Delegasi Nguyen Tam Hung juga mengusulkan pembentukan mekanisme untuk mengikat tanggung jawab pribadi para pemimpin jika terjadi penundaan atau penghindaran penerimaan warga negara, memperpanjang waktu pemrosesan atau mentransfer petisi secara tidak langsung.
"Banyak pengaduan dan pengaduan yang berlarut-larut bukan karena kerumitannya, melainkan karena kurangnya tanggung jawab atau kelalaian dari pihak lembaga dan individu yang berwenang. Menghubungkan tanggung jawab kepala daerah dengan hasil penerimaan warga dan penyelesaian pengaduan serta pengaduan akan meningkatkan efektivitas dan substansi sistem," tegas delegasi Tam Hung.

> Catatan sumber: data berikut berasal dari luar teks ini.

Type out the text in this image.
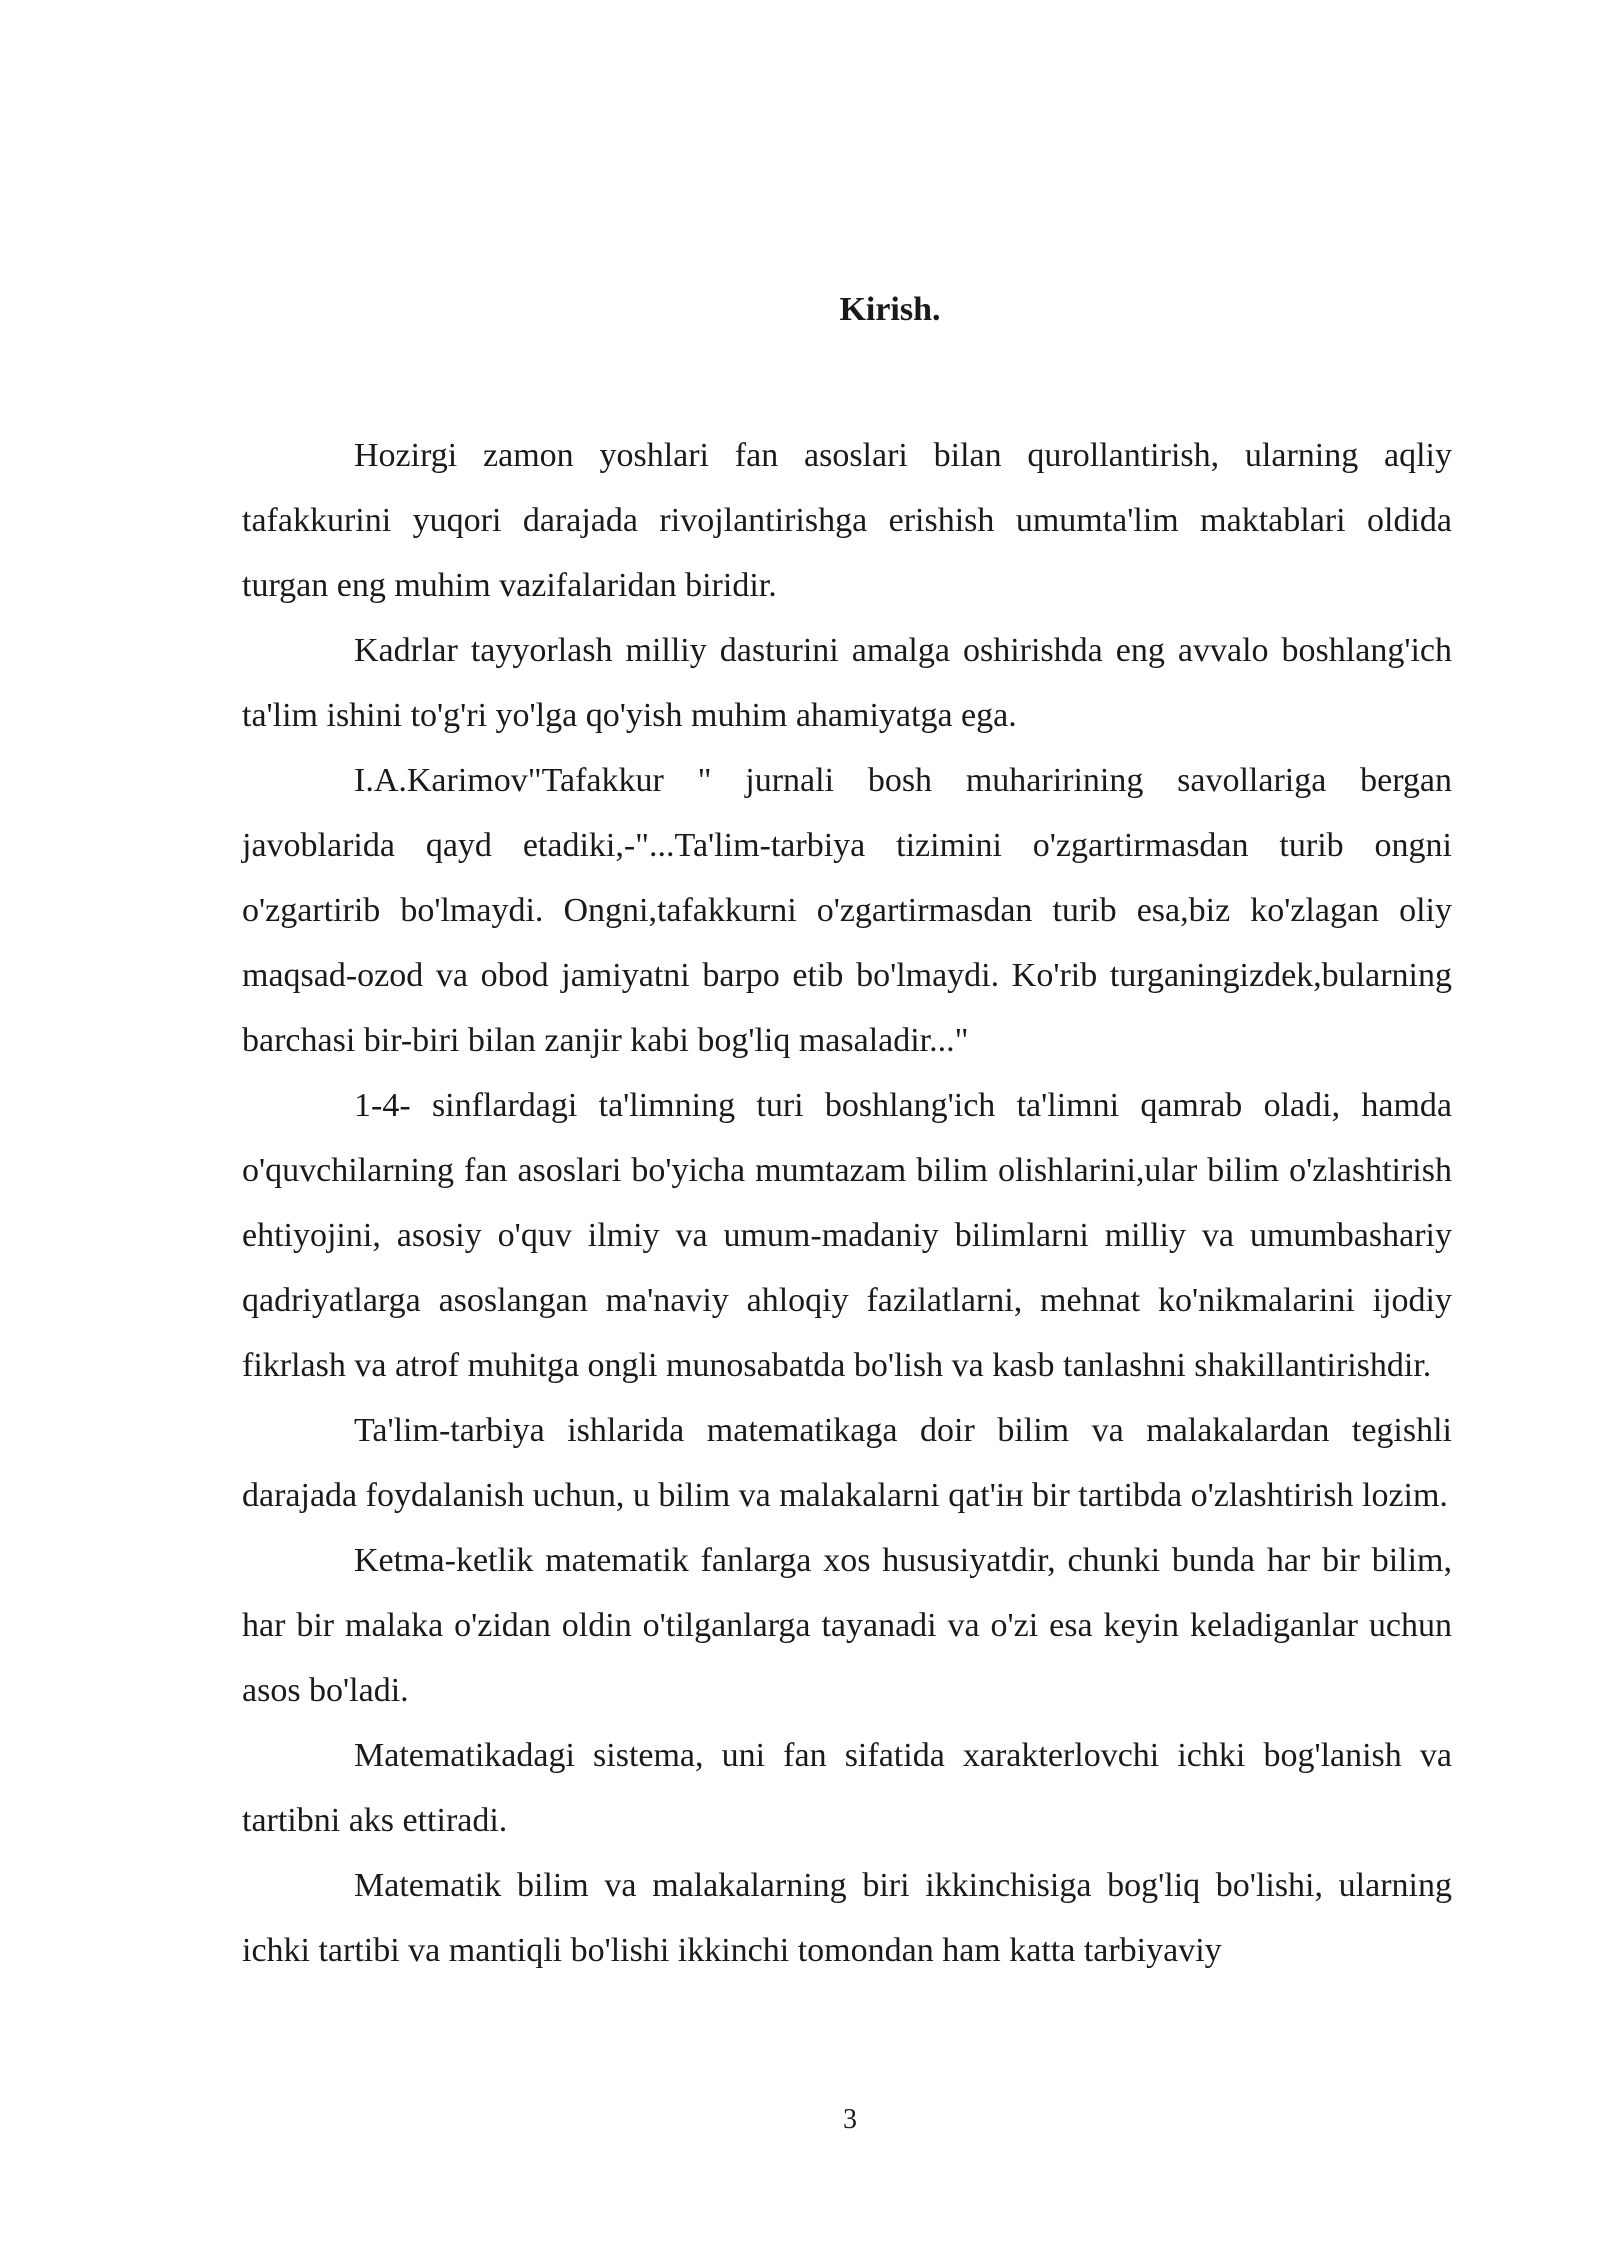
Kirish.

Hozirgi zamon yoshlari fan asoslari bilan qurollantirish, ularning aqliy tafakkurini yuqori darajada rivojlantirishga erishish umumta'lim maktablari oldida turgan eng muhim vazifalaridan biridir.

Kadrlar tayyorlash milliy dasturini amalga oshirishda eng avvalo boshlang'ich ta'lim ishini to'g'ri yo'lga qo'yish muhim ahamiyatga ega.

I.A.Karimov"Tafakkur " jurnali bosh muharirining savollariga bergan javoblarida qayd etadiki,-"...Ta'lim-tarbiya tizimini o'zgartirmasdan turib ongni o'zgartirib bo'lmaydi. Ongni,tafakkurni o'zgartirmasdan turib esa,biz ko'zlagan oliy maqsad-ozod va obod jamiyatni barpo etib bo'lmaydi. Ko'rib turganingizdek,bularning barchasi bir-biri bilan zanjir kabi bog'liq masaladir..."

1-4- sinflardagi ta'limning turi boshlang'ich ta'limni qamrab oladi, hamda o'quvchilarning fan asoslari bo'yicha mumtazam bilim olishlarini,ular bilim o'zlashtirish ehtiyojini, asosiy o'quv ilmiy va umum-madaniy bilimlarni milliy va umumbashariy qadriyatlarga asoslangan ma'naviy ahloqiy fazilatlarni, mehnat ko'nikmalarini ijodiy fikrlash va atrof muhitga ongli munosabatda bo'lish va kasb tanlashni shakillantirishdir.

Ta'lim-tarbiya ishlarida matematikaga doir bilim va malakalardan tegishli darajada foydalanish uchun, u bilim va malakalarni qat'iн bir tartibda o'zlashtirish lozim.

Ketma-ketlik matematik fanlarga xos hususiyatdir, chunki bunda har bir bilim, har bir malaka o'zidan oldin o'tilganlarga tayanadi va o'zi esa keyin keladiganlar uchun asos bo'ladi.

Matematikadagi sistema, uni fan sifatida xarakterlovchi ichki bog'lanish va tartibni aks ettiradi.

Matematik bilim va malakalarning biri ikkinchisiga bog'liq bo'lishi, ularning ichki tartibi va mantiqli bo'lishi ikkinchi tomondan ham katta tarbiyaviy

3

Menurut delegasi Nguyen Tam Hung, perlu dikembangkan mekanisme yang menghubungkan basis data nasional tentang penerimaan, pengaduan, dan pengaduan warga negara dengan basis data nasional tentang kependudukan untuk memverifikasi identitas, memeriksa otorisasi, dan membatasi pengiriman petisi ke berbagai tempat atau membuat pernyataan palsu. Hal ini merupakan solusi penting untuk mengurangi situasi pengaduan yang benar maupun yang salah, sehingga menghindari pemborosan sumber daya negara.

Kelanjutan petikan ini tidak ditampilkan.